The paradox of learning to learn development: adapting a scale in secondary school students
Main Article Content
Abstract
The conceptualization of the competence to learn to learn has evolved over the years, making evident the changes in both national legislative sources (LOE, 2006; LOMCE, 2013; LOMLOE, 2020), as international (European Commission, 2006; European Council, 2018), changing the name to personal, social and learning to learn competence. At the same time, there has been an evolution in conceptualization in the scientific literature. This article presents the process of designing and validating a scale to measure the self-perception of the level of development of this competence, focusing on the most cognitive and metacognitive dimensions, in line with the European legislative framework in force during the research process. The study focuses on a sample of 1033 secondary education students from public, subsidized and private schools in the Community of Madrid, a population of interest in research for psychopedagogical guidance purposes.
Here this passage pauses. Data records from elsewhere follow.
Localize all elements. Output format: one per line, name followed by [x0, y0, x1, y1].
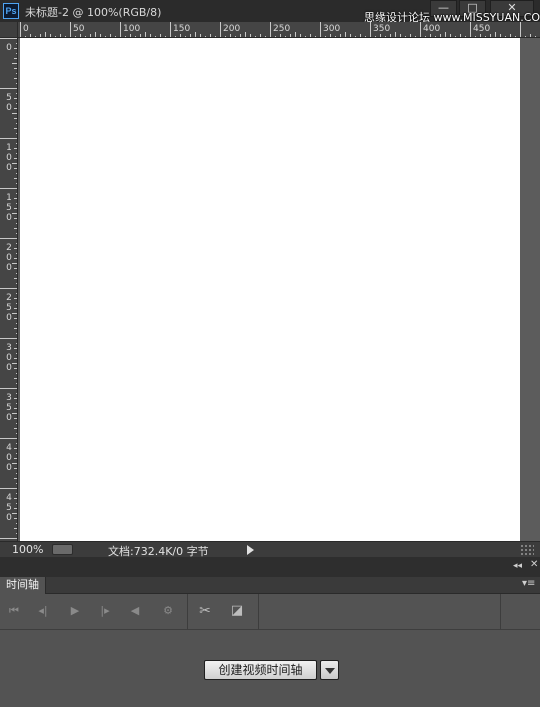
scissors-icon[interactable]: ✂: [197, 603, 213, 619]
ruler-label: 0: [6, 463, 12, 473]
navigator-thumbnail-icon[interactable]: [52, 544, 73, 555]
panel-menu-icon[interactable]: ▾≡: [522, 578, 535, 589]
ruler-label: 250: [273, 24, 291, 34]
workspace-right-margin: [520, 38, 540, 541]
ruler-label: 3: [6, 393, 12, 403]
toolbar-divider: [500, 594, 501, 630]
ruler-label: 5: [6, 203, 12, 213]
ruler-label: 2: [6, 293, 12, 303]
ruler-label: 0: [6, 163, 12, 173]
ruler-label: 200: [223, 24, 241, 34]
panel-dock-strip: [0, 557, 540, 577]
ruler-label: 5: [6, 503, 12, 513]
next-frame-icon[interactable]: |▸: [97, 603, 113, 619]
ruler-label: 300: [323, 24, 341, 34]
ruler-label: 50: [73, 24, 85, 34]
ruler-label: 0: [6, 43, 12, 53]
ruler-label: 2: [6, 243, 12, 253]
document-status-bar: 100% 文档:732.4K/0 字节: [0, 541, 540, 558]
ruler-label: 5: [6, 403, 12, 413]
ruler-origin-corner[interactable]: [0, 22, 18, 38]
timeline-tab-row: 时间轴 ▾≡: [0, 577, 540, 594]
ruler-label: 0: [6, 253, 12, 263]
ruler-label: 1: [6, 193, 12, 203]
ruler-label: 0: [6, 263, 12, 273]
ruler-label: 1: [6, 143, 12, 153]
document-title: 未标题-2 @ 100%(RGB/8): [25, 6, 162, 19]
ruler-label: 350: [373, 24, 391, 34]
ruler-label: 0: [6, 513, 12, 523]
ruler-label: 5: [6, 93, 12, 103]
timeline-panel-body: 创建视频时间轴: [0, 631, 540, 707]
timeline-controls: ⏮ ◂| ▶ |▸ ◀ ⚙ ✂ ◪: [0, 594, 540, 630]
ruler-label: 4: [6, 493, 12, 503]
ruler-label: 0: [6, 313, 12, 323]
audio-icon[interactable]: ◀: [127, 603, 143, 619]
close-panel-icon[interactable]: ✕: [530, 560, 538, 570]
document-canvas[interactable]: [20, 38, 520, 541]
toolbar-divider: [187, 594, 188, 630]
tab-timeline[interactable]: 时间轴: [0, 577, 46, 594]
ruler-label: 150: [173, 24, 191, 34]
ruler-label: 0: [6, 213, 12, 223]
ruler-label: 400: [423, 24, 441, 34]
ruler-label: 5: [6, 303, 12, 313]
ruler-label: 4: [6, 443, 12, 453]
toolbar-divider: [258, 594, 259, 630]
document-title-bar[interactable]: Ps 未标题-2 @ 100%(RGB/8) — □ ✕ 思缘设计论坛 www.…: [0, 0, 540, 24]
photoshop-app-icon: Ps: [3, 3, 19, 19]
ruler-label: 3: [6, 343, 12, 353]
first-frame-icon[interactable]: ⏮: [6, 603, 22, 619]
horizontal-ruler[interactable]: 0 50 100 150 200 250 300 350 400 450: [18, 22, 540, 38]
timeline-mode-dropdown[interactable]: [320, 660, 339, 680]
collapse-panels-icon[interactable]: ◂◂: [513, 561, 522, 571]
ruler-label: 100: [123, 24, 141, 34]
status-menu-arrow-icon[interactable]: [247, 545, 254, 555]
ruler-label: 0: [6, 363, 12, 373]
ruler-label: 450: [473, 24, 491, 34]
zoom-level[interactable]: 100%: [12, 543, 43, 556]
resize-grip-icon[interactable]: [520, 544, 534, 556]
ruler-label: 0: [6, 103, 12, 113]
play-icon[interactable]: ▶: [67, 603, 83, 619]
ruler-label: 0: [6, 453, 12, 463]
previous-frame-icon[interactable]: ◂|: [35, 603, 51, 619]
ruler-label: 0: [6, 153, 12, 163]
transition-icon[interactable]: ◪: [229, 603, 245, 619]
ruler-label: 0: [23, 24, 29, 34]
ruler-label: 0: [6, 353, 12, 363]
settings-gear-icon[interactable]: ⚙: [160, 603, 176, 619]
create-video-timeline-button[interactable]: 创建视频时间轴: [204, 660, 317, 680]
vertical-ruler[interactable]: 050100150200250300350400450: [0, 38, 18, 541]
chevron-down-icon: [325, 668, 335, 674]
ruler-label: 0: [6, 413, 12, 423]
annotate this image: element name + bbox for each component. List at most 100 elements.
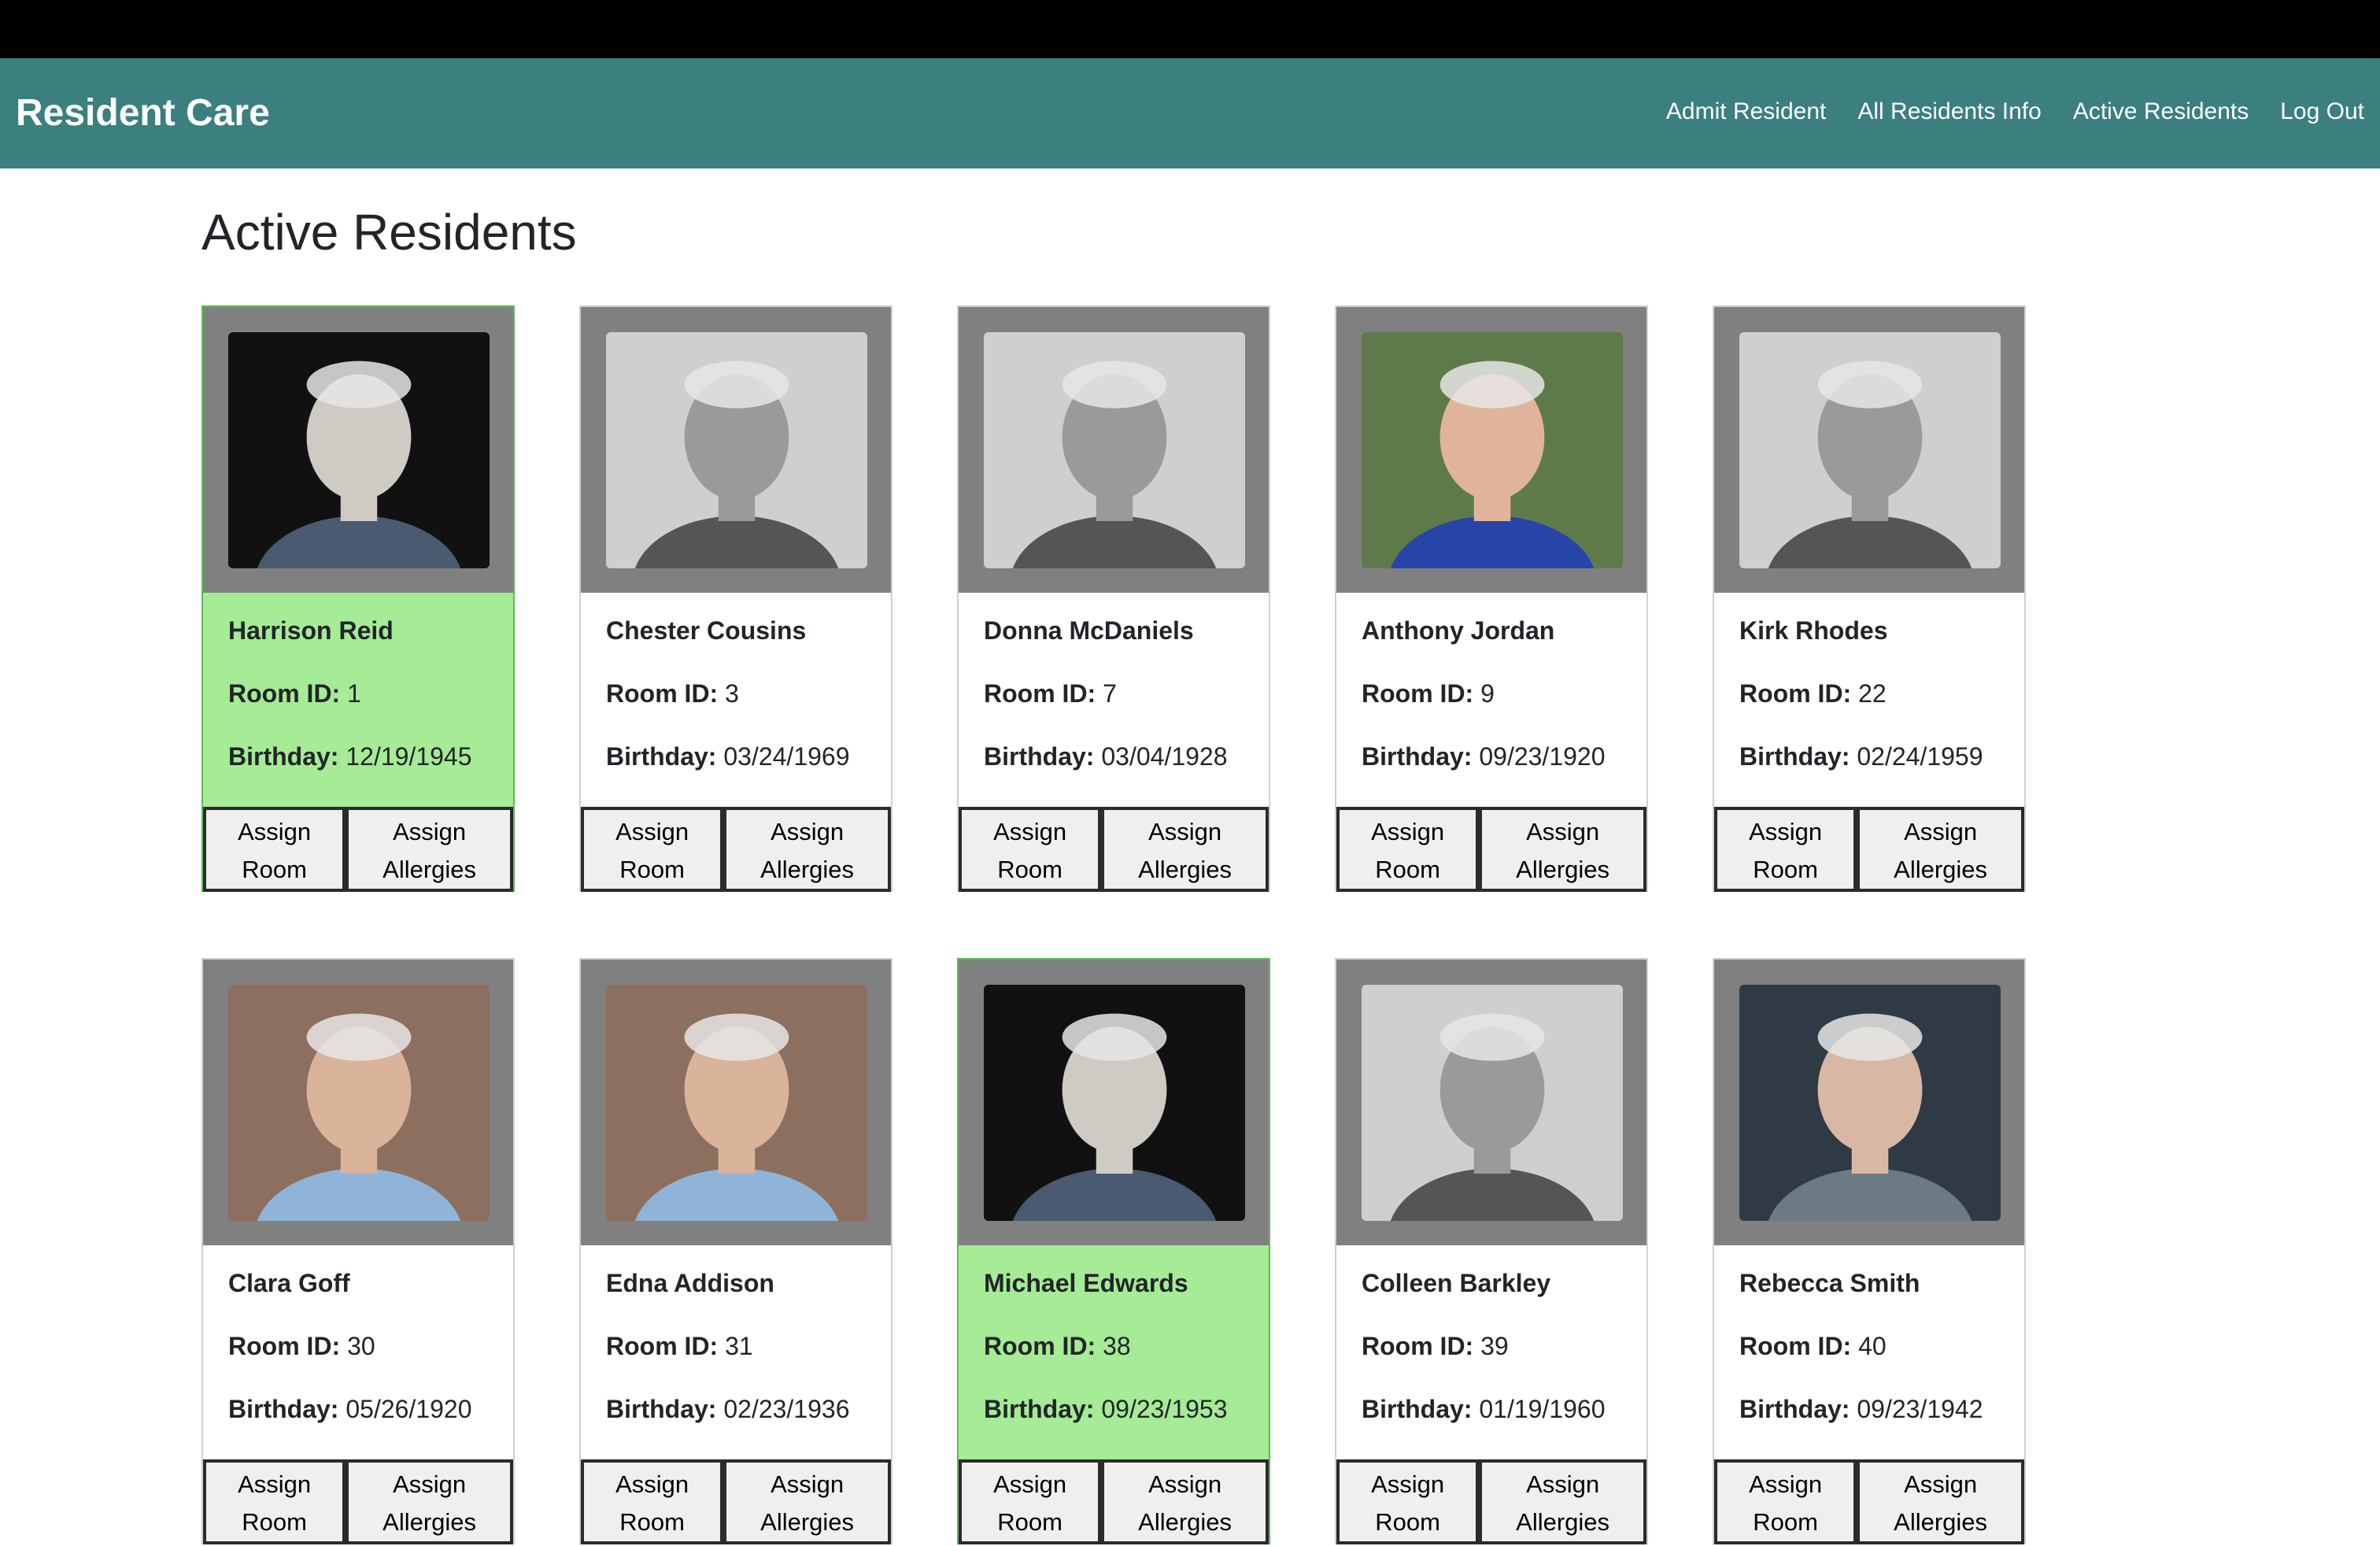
assign-allergies-button[interactable]: Assign Allergies [346, 807, 513, 892]
resident-card[interactable]: Rebecca Smith Room ID: 40 Birthday: 09/23/… [1713, 958, 2026, 1544]
resident-info: Colleen Barkley Room ID: 39 Birthday: 01/1… [1336, 1245, 1646, 1459]
card-actions: Assign Room Assign Allergies [1714, 1459, 2024, 1544]
photo-frame [1714, 960, 2024, 1245]
resident-info: Kirk Rhodes Room ID: 22 Birthday: 02/24/19… [1714, 593, 2024, 807]
resident-card[interactable]: Colleen Barkley Room ID: 39 Birthday: 01/1… [1335, 958, 1648, 1544]
room-id-value: 38 [1103, 1332, 1131, 1360]
resident-photo [228, 332, 490, 568]
birthday-value: 09/23/1920 [1479, 742, 1606, 771]
resident-name: Rebecca Smith [1739, 1269, 1920, 1297]
assign-room-button[interactable]: Assign Room [581, 807, 724, 892]
resident-card[interactable]: Clara Goff Room ID: 30 Birthday: 05/26/192… [201, 958, 515, 1544]
resident-card[interactable]: Kirk Rhodes Room ID: 22 Birthday: 02/24/19… [1713, 305, 2026, 892]
room-id-line: Room ID: 30 [228, 1330, 488, 1362]
birthday-label: Birthday: [1362, 1395, 1473, 1423]
room-id-label: Room ID: [606, 1332, 719, 1360]
resident-info: Edna Addison Room ID: 31 Birthday: 02/23/1… [581, 1245, 891, 1459]
resident-photo [606, 985, 867, 1221]
birthday-value: 03/24/1969 [723, 742, 850, 771]
birthday-value: 09/23/1953 [1101, 1395, 1228, 1423]
room-id-line: Room ID: 3 [606, 678, 866, 709]
room-id-label: Room ID: [1362, 679, 1474, 708]
assign-allergies-button[interactable]: Assign Allergies [1479, 807, 1646, 892]
resident-name: Harrison Reid [228, 616, 394, 645]
resident-card[interactable]: Michael Edwards Room ID: 38 Birthday: 09/2… [957, 958, 1270, 1544]
resident-name: Edna Addison [606, 1269, 774, 1297]
brand-title[interactable]: Resident Care [16, 90, 270, 137]
assign-room-button[interactable]: Assign Room [1336, 807, 1480, 892]
photo-frame [959, 960, 1269, 1245]
resident-name: Anthony Jordan [1362, 616, 1555, 645]
system-top-bar [0, 0, 2380, 58]
birthday-line: Birthday: 09/23/1953 [984, 1393, 1244, 1425]
room-id-line: Room ID: 22 [1739, 678, 1999, 709]
room-id-line: Room ID: 40 [1739, 1330, 1999, 1362]
nav-admit-resident[interactable]: Admit Resident [1666, 96, 1826, 128]
birthday-value: 05/26/1920 [346, 1395, 472, 1423]
assign-allergies-button[interactable]: Assign Allergies [346, 1459, 513, 1544]
room-id-value: 1 [347, 679, 361, 708]
assign-room-button[interactable]: Assign Room [1336, 1459, 1480, 1544]
assign-room-button[interactable]: Assign Room [203, 1459, 346, 1544]
room-id-label: Room ID: [228, 1332, 341, 1360]
assign-allergies-button[interactable]: Assign Allergies [1101, 1459, 1269, 1544]
assign-room-button[interactable]: Assign Room [203, 807, 346, 892]
navbar: Resident Care Admit Resident All Residen… [0, 58, 2380, 168]
assign-allergies-button[interactable]: Assign Allergies [723, 807, 891, 892]
resident-card[interactable]: Harrison Reid Room ID: 1 Birthday: 12/19/1… [201, 305, 515, 892]
photo-frame [959, 307, 1269, 593]
resident-name: Kirk Rhodes [1739, 616, 1888, 645]
photo-frame [1336, 307, 1646, 593]
birthday-label: Birthday: [1739, 1395, 1850, 1423]
resident-info: Harrison Reid Room ID: 1 Birthday: 12/19/1… [203, 593, 513, 807]
resident-photo [606, 332, 867, 568]
assign-allergies-button[interactable]: Assign Allergies [723, 1459, 891, 1544]
birthday-label: Birthday: [606, 742, 717, 771]
birthday-line: Birthday: 09/23/1942 [1739, 1393, 1999, 1425]
resident-card[interactable]: Chester Cousins Room ID: 3 Birthday: 03/24… [579, 305, 893, 892]
resident-info: Anthony Jordan Room ID: 9 Birthday: 09/23/… [1336, 593, 1646, 807]
resident-name: Clara Goff [228, 1269, 350, 1297]
birthday-value: 03/04/1928 [1101, 742, 1228, 771]
assign-room-button[interactable]: Assign Room [959, 807, 1102, 892]
assign-room-button[interactable]: Assign Room [959, 1459, 1102, 1544]
photo-frame [581, 307, 891, 593]
birthday-label: Birthday: [1739, 742, 1850, 771]
room-id-line: Room ID: 31 [606, 1330, 866, 1362]
birthday-line: Birthday: 01/19/1960 [1362, 1393, 1621, 1425]
birthday-label: Birthday: [984, 1395, 1095, 1423]
birthday-value: 02/24/1959 [1857, 742, 1983, 771]
resident-card[interactable]: Donna McDaniels Room ID: 7 Birthday: 03/04… [957, 305, 1270, 892]
assign-room-button[interactable]: Assign Room [581, 1459, 724, 1544]
photo-frame [203, 960, 513, 1245]
room-id-line: Room ID: 1 [228, 678, 488, 709]
assign-room-button[interactable]: Assign Room [1714, 1459, 1857, 1544]
assign-room-button[interactable]: Assign Room [1714, 807, 1857, 892]
assign-allergies-button[interactable]: Assign Allergies [1857, 1459, 2024, 1544]
nav-log-out[interactable]: Log Out [2280, 96, 2364, 128]
assign-allergies-button[interactable]: Assign Allergies [1857, 807, 2024, 892]
room-id-label: Room ID: [1362, 1332, 1474, 1360]
resident-card[interactable]: Anthony Jordan Room ID: 9 Birthday: 09/23/… [1335, 305, 1648, 892]
resident-grid: Harrison Reid Room ID: 1 Birthday: 12/19/1… [201, 305, 2027, 1544]
resident-photo [1362, 985, 1623, 1221]
birthday-line: Birthday: 02/24/1959 [1739, 741, 1999, 772]
assign-allergies-button[interactable]: Assign Allergies [1479, 1459, 1646, 1544]
birthday-line: Birthday: 05/26/1920 [228, 1393, 488, 1425]
resident-name: Donna McDaniels [984, 616, 1194, 645]
assign-allergies-button[interactable]: Assign Allergies [1101, 807, 1269, 892]
birthday-value: 12/19/1945 [346, 742, 472, 771]
birthday-label: Birthday: [984, 742, 1095, 771]
resident-photo [1362, 332, 1623, 568]
resident-card[interactable]: Edna Addison Room ID: 31 Birthday: 02/23/1… [579, 958, 893, 1544]
room-id-line: Room ID: 38 [984, 1330, 1244, 1362]
resident-info: Chester Cousins Room ID: 3 Birthday: 03/24… [581, 593, 891, 807]
resident-name: Colleen Barkley [1362, 1269, 1551, 1297]
nav-all-residents-info[interactable]: All Residents Info [1857, 96, 2041, 128]
birthday-value: 02/23/1936 [723, 1395, 850, 1423]
nav-active-residents[interactable]: Active Residents [2073, 96, 2249, 128]
photo-frame [1336, 960, 1646, 1245]
card-actions: Assign Room Assign Allergies [1714, 807, 2024, 892]
birthday-label: Birthday: [1362, 742, 1473, 771]
room-id-value: 22 [1858, 679, 1887, 708]
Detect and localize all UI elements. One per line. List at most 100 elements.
Validation is carried out through the double process of exploratory and confirmatory factor analysis with different samples obtained from the total sample. The analysis of criterial validity is carried out by analyzing the relationship of competence and its dimensions with learning approaches and academic self-efficacy. The results show an adequate internal consistency of the scale, obtaining a factorial structure of three factors (Self-evaluation of the process, Self-knowledge as a learner and Management of the learning process), factors that explain 39.9% of the variance. The scale presents goodness of fit indices appropriate to the postulated theoretical model. The relationship of competence and its dimensions with age and with the academic year is negative, in line with a part of the scientific literature that explains this result from emotional factors such as motivation that simultaneously decreases throughout secondary education.
Keywords: learning processes, competence, self-regulation, metacognition, self-efficacy, learning motivation, secondary education.